L’artiste pose son intention : « Le repos avant l’effort». Cette démarche est un avant goût à la pensée nietzschéenne, laquelle préconise le « repos apollinien » après l’ « effort dionysiaque ». Le corps « disparait » en quelque sorte. L’Homme n’est plus qu’une suite de formes synthétiques incarnées dans l’angle en totale métamorphose. La posture du personnage, tendue vers l’arrière, incite effectivement au repos. Les pleins et le vides suggèrent une musculature inexistante.
Le visage est absent, ou plutôt, il somnole dans un espace rectangulaire comportant, en son milieu, une excroissance vertébrale, le séparant en deux axes. L’artiste a-t-elle toujours été sculpteur?

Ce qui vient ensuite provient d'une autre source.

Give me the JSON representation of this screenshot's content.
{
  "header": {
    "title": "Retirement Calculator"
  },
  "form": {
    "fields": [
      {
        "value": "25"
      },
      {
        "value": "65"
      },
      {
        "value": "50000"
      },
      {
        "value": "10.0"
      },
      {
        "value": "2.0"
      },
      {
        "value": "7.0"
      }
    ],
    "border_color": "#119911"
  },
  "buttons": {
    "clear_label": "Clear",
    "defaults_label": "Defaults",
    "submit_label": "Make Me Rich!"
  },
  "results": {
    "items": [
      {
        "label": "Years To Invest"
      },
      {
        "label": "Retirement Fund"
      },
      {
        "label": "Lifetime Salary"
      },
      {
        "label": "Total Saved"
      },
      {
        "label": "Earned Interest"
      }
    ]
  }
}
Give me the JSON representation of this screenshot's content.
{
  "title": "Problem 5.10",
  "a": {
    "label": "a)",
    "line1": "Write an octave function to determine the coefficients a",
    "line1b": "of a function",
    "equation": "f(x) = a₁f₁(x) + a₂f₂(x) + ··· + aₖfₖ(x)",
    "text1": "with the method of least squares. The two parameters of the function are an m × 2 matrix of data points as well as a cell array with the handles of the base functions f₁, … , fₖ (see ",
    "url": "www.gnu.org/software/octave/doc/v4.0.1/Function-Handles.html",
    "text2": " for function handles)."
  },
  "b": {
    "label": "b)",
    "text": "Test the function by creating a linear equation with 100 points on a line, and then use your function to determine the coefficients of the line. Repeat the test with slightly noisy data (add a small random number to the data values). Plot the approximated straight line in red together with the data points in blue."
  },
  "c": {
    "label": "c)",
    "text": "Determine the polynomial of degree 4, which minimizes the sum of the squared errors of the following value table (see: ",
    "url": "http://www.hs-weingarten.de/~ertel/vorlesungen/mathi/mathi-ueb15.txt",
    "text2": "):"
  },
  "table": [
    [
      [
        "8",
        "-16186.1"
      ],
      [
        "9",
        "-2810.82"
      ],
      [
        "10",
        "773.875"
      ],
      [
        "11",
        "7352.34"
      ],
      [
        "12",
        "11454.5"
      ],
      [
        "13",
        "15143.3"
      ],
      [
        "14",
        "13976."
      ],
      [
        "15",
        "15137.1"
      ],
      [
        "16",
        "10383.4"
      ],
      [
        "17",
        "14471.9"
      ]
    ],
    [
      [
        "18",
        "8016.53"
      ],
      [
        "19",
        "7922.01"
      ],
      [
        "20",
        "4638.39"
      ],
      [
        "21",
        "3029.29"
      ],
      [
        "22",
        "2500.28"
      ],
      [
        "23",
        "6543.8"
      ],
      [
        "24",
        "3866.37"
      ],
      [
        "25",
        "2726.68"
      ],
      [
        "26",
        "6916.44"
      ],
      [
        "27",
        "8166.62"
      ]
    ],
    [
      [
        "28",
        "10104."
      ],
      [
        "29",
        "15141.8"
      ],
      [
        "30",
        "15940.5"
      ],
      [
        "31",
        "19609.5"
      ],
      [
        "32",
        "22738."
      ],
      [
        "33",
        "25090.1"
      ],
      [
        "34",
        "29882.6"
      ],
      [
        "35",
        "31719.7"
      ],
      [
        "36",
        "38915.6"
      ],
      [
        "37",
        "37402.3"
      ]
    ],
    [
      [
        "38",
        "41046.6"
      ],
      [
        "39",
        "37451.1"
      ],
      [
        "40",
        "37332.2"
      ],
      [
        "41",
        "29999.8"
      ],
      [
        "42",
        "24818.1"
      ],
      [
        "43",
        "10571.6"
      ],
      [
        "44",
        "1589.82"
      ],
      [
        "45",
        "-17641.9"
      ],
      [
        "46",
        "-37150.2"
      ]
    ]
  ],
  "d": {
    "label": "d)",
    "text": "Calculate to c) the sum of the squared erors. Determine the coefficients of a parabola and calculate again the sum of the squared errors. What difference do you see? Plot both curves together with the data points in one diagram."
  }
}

Ce trait, d’une extrême finesse, séparant les zones planes des zones convexes, délimitant les espaces, témoignent d’une grande sensibilité picturale dans la conception de la pièce sculptée.
INTROSPECTION (bronze-16 cm)
L’artiste précise sa démarche en ce sens : « se concentrer, se retourner contre soi-même, certes c’est une recherche de la vie, de l’éternité. Se protéger contre les agressions, élaborer une carapace de protection pour affronter, sans crainte, le monde qui nous entoure ». Nous sommes, par conséquent, dans l’intime. Dans un intime qui refuse de se dévoiler au Monde. Une intimité qui jamais n’aurait souffert de se manifester dans une œuvre de grandes dimensions. Dans cette pièce, l’intime, pour conserver son humanité, se manifeste dans l’écrin d’une œuvre en réduction.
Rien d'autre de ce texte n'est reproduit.